There has been a dramatic escalation in the number of cyberattacks targeting SMBs who faced nearly twice as many weekly incidents in the first half of the year compared to the same period last year.
This is according to cybersecurity organisation Guardz’s Mid-Year 2025 SMB Threat Report which says that the rate of cyberattacks against SMBs is accelerating at an unprecedented pace.
Businesses once thought “too small to target” are now facing relentless attempts from increasingly sophisticated criminal groups. The rise of easily accessible Attack-as-a-Service offerings on the dark web has further lowered the barrier to entry, enabling even inexperienced threat actors to launch highly effective campaigns. This mounting pressure underscores the critical role of MSPs, who are uniquely positioned to deliver layered defences, proactive monitoring, and incident response capabilities that SMBs cannot easily build or manage on their own.
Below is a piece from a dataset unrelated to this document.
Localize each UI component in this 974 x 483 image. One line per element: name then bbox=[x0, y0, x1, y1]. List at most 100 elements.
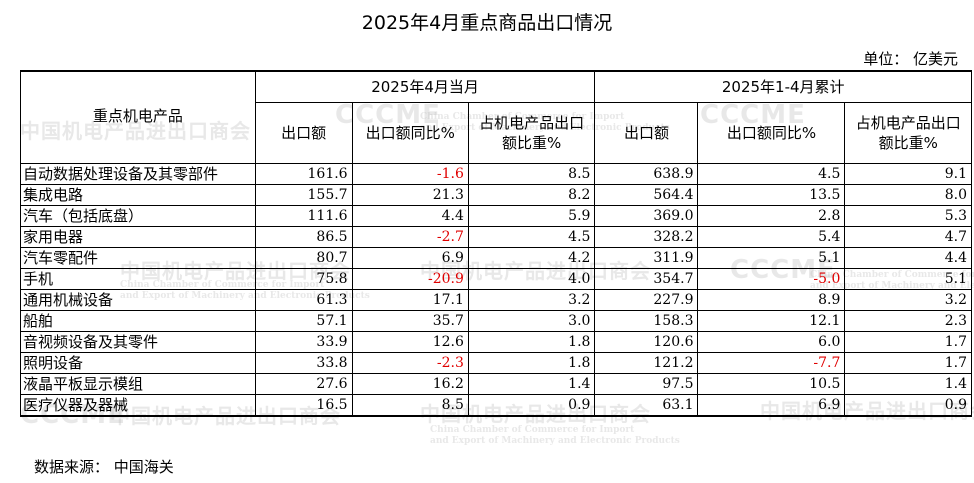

“The first half of 2025 has been a stark reminder of just how quickly the cyberthreat landscape is evolving,” says Dor Eisner, CEO and co-founder of Guardz. “For many SMBs, this reality has been eye-opening: attacks have skyrocketed exponentially and are more sophisticated and damaging than ever before.
“The message is clear – no business is too small to be a target,” he adds. “Hackers are going after SMBs with the same force as large enterprises, but these businesses often lack enterprise-level defences. That’s why it’s so important for SMBs to adopt solutions that make it simple to manage, detect, and respond to threats – with MSPs providing the expertise and proactive support necessary to stay secure and resilient.”
Key findings from the Guardz SMB Threat Report include:
- Rampant ransomware: Nearly 100 types of ransomware detections were logged among SMBs in the first half of 2025. Many paired encryption with data theft for extortion, while one-quarter of breaches involved data theft alone, in favour of pure extortion.
- Credentials under siege: Credential-focused attacks rose the most across all attack types with over 80% of breaches involving stolen or compromised passwords. This class of attacks included password spraying (576 cases), credential stuffing (437), MFA bypass (312), legacy authentication abuse (298), and account takeover (267) totaling 1 890 incidents – or 62% of all identity-based attacks.
- Phishing & BEC persist: Phishing accounted for 1 876 incidents, while 1 423 Business Email Compromise (BEC) scams were recorded. Generative AI has increased the believability of phishing messages, powering 893 AI-enhanced attacks and deepfake impersonations that can fool even tech-savvy users.
- Cloud exploitation soars: Password attacks on cloud accounts spiked ten-fold targeting cloud login portals. Microsoft 365 environments saw 3 042 attacks, with Outlook/Exchange alone making up 41% of cases. Google Workspace apps were targeted with 2 335 attacks, led by phishing (38%) and OAuth app abuse (18%).
Guardz also found that the impact and severity of attacks varied significantly by industry.
Financial services absorbed the largest share at 24,4% of all incidents, with an average severity score of 4.8 out of 5. Healthcare followed with 18,9% of attacks (severity 4.7), while manufacturing accounted for 13,9% (severity 4.4). Government entities faced 12,7% of attacks, but experienced the highest severity overall with an average score of 4.9. Other sectors were also affected including professional services (10,3%), education (9,5%), retail (5,9%), and energy and utilities (4,4%).